Yes, everyone needs to read this book! It moved me so much I donated to the Equal Justice Initiative after I read it. I admire Stevenson so much. The movie is good but not as good as the book, of course.
Way to go Ti. Glad you finished this one & reviewed it despite this pandemic. I’m glad you say it’s not dark & depressing but filled more with hope. I do plan to read it this year. I am a bit of a mood reader so I need to get in the right spot … but I know when I pick it up … it’ll go and work its magic. I’ll watch the movie after I read it.
When I saw that you had this book coming up to read but were wary of it being too heavy, I thought, just start it, you’ll see, it’s soooo worth it! And you loved it! This is definitely one of those books that has stayed with me for years. It’s so important, well written, and interesting. Maybe I’ll see if we can stream the movie.
Glad you ended up reading this one. I absolutely love it… and still need to see the movie.
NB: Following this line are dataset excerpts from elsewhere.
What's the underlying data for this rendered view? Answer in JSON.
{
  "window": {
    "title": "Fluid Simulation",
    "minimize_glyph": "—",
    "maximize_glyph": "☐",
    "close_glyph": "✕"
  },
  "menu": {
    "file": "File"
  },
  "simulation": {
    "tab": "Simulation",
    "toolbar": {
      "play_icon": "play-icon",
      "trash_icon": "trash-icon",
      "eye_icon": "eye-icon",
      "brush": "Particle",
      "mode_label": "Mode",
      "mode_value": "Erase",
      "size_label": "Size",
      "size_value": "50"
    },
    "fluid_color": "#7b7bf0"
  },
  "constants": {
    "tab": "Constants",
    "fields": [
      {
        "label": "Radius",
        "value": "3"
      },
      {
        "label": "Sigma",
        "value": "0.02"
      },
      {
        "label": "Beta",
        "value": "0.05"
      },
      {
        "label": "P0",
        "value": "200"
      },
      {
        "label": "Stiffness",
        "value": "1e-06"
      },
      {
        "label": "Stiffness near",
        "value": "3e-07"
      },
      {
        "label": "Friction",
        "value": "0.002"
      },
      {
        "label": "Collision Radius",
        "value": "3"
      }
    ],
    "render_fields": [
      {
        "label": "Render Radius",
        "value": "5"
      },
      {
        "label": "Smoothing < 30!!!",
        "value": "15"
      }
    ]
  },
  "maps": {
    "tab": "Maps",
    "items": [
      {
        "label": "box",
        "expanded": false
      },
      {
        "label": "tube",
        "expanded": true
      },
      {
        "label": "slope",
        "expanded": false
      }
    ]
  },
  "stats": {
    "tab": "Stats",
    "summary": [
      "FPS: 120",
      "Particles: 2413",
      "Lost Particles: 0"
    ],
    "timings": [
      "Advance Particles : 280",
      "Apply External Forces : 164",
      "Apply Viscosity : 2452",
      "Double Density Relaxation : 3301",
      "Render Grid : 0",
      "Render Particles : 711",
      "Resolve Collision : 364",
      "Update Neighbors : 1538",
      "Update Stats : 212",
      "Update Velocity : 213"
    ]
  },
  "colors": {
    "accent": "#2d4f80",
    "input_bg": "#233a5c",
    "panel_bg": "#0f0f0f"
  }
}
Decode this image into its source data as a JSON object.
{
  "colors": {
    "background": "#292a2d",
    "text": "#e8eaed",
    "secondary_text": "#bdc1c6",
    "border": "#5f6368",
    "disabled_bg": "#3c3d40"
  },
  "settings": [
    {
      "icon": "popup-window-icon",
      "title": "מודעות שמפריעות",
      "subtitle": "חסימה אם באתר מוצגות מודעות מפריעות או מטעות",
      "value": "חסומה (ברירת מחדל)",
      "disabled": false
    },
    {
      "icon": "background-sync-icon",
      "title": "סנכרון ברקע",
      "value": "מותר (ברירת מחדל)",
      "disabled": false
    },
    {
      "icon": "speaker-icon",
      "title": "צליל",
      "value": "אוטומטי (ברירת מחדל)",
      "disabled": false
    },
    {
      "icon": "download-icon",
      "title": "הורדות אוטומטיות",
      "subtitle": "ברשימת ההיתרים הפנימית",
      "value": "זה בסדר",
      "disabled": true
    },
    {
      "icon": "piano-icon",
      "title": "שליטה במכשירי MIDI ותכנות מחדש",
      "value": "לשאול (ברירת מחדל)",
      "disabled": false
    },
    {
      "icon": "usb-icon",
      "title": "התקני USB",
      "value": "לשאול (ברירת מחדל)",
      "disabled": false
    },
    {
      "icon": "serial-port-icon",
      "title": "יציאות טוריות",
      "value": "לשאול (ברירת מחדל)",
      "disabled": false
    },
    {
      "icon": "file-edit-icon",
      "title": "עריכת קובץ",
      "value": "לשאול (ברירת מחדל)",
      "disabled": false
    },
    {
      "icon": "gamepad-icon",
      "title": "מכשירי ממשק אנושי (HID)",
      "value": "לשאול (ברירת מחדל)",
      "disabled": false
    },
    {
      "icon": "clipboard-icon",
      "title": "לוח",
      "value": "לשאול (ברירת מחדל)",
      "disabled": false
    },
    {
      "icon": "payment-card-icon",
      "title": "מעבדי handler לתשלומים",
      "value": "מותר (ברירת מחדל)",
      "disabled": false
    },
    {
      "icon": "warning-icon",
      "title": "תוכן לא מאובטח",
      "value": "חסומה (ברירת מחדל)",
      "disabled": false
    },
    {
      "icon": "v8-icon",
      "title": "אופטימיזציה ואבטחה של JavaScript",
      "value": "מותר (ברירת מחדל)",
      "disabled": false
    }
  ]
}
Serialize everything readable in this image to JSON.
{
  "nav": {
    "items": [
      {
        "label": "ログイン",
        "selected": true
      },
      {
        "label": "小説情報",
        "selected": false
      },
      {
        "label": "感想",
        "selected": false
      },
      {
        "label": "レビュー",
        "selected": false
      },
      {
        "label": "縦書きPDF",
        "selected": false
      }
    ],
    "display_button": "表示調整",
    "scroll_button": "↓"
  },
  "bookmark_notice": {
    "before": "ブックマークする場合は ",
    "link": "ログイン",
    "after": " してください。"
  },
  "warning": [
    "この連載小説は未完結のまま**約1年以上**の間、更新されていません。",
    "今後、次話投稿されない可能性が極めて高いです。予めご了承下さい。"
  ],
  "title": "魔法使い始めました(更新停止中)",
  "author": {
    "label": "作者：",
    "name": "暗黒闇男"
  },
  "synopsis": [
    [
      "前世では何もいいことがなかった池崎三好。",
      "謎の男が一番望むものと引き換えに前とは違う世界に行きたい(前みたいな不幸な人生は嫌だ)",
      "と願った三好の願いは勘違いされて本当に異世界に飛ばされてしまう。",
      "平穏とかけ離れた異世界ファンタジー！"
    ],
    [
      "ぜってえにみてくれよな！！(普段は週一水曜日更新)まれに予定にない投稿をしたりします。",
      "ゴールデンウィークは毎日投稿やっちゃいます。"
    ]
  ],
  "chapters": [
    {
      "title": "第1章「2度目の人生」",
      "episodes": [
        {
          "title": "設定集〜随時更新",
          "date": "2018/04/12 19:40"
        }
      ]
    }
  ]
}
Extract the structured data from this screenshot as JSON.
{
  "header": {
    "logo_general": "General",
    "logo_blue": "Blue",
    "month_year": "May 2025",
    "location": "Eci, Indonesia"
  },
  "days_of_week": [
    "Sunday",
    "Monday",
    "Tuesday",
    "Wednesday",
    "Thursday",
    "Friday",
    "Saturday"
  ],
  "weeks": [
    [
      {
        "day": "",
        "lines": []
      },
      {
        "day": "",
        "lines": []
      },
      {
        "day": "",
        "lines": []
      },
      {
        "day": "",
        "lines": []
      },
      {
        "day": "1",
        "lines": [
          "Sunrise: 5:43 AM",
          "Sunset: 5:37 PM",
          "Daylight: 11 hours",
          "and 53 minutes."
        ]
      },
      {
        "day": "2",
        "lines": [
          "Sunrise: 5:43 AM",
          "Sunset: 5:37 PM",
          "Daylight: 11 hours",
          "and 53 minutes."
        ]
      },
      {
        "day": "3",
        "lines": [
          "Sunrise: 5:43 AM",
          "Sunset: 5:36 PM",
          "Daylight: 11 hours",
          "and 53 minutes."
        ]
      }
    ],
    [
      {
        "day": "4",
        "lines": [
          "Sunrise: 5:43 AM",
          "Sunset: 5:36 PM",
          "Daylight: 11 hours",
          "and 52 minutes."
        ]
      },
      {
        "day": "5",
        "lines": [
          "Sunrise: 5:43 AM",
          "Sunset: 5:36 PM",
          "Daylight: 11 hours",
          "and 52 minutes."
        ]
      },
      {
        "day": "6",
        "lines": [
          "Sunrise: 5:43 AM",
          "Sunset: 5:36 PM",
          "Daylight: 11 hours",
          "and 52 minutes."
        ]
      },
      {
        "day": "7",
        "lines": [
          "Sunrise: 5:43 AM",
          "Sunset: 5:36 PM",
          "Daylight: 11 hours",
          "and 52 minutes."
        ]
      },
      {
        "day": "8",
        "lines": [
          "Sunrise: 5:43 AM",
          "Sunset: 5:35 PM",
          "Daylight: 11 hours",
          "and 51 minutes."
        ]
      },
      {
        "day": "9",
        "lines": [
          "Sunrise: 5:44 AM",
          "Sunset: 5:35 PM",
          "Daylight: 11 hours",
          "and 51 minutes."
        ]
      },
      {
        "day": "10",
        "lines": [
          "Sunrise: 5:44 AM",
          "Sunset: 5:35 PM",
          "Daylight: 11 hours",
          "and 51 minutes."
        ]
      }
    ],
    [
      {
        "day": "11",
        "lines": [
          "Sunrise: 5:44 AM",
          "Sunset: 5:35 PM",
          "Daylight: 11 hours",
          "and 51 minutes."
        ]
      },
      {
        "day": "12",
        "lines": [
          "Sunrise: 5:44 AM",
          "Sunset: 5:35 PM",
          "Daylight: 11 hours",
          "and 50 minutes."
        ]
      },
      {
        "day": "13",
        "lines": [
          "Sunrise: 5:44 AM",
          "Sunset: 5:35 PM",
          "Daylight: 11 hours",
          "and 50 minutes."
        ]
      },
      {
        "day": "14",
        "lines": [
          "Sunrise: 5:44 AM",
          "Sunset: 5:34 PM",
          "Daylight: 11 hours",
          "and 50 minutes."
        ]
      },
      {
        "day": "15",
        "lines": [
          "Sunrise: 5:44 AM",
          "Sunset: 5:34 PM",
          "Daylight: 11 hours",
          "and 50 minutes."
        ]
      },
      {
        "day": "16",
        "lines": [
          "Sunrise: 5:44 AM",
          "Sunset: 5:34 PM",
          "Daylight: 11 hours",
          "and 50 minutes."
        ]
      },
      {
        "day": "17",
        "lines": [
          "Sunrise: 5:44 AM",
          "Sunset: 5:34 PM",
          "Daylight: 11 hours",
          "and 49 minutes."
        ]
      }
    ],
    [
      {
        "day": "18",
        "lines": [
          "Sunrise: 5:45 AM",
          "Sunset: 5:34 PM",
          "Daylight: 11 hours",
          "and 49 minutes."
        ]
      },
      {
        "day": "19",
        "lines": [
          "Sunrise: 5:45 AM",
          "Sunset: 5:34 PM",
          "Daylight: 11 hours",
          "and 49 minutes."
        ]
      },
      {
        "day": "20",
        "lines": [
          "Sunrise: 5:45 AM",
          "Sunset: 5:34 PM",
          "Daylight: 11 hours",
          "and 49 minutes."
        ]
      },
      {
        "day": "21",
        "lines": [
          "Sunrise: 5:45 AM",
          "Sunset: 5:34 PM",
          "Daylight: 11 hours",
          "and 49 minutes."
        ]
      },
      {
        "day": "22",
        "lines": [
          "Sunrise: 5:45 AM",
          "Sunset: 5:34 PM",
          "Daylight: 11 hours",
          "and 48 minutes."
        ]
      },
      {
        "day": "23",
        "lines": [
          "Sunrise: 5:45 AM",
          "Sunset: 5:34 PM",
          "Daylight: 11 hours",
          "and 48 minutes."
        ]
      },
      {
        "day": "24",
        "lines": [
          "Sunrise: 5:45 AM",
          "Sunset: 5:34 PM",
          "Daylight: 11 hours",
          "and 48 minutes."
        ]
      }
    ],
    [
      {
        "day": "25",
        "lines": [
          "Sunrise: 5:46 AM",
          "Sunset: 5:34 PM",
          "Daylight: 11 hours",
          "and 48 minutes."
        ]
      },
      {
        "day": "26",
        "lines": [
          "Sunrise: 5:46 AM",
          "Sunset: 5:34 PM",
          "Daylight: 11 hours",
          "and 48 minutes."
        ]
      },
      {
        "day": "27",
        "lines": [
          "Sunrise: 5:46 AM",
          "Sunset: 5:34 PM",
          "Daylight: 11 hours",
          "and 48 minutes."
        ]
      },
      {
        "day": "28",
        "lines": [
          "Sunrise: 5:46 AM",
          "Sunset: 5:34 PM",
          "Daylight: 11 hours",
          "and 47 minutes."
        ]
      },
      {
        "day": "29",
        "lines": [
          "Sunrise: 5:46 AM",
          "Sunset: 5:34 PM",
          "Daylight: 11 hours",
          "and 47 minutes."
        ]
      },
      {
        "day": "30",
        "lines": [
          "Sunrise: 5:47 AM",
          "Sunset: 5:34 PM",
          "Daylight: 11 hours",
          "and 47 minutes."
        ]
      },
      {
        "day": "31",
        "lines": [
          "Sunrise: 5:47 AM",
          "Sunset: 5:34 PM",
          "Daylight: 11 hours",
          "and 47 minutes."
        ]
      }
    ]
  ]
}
This one is on my list but I keep pushing it back because I imagine the subject to be heavy. Hope, I can get behind though. Will bump this up.
I think you will really fall in love the Stevenson’s work.
I haven’t heard of this book, but I don’t really read memoir
It’s technically memoir but because of the legal aspects of his story, it reads like a courtroom drama. It was actually very good and will stay with me for a long time. I head heard from many that this is a book everyone should read and I agree.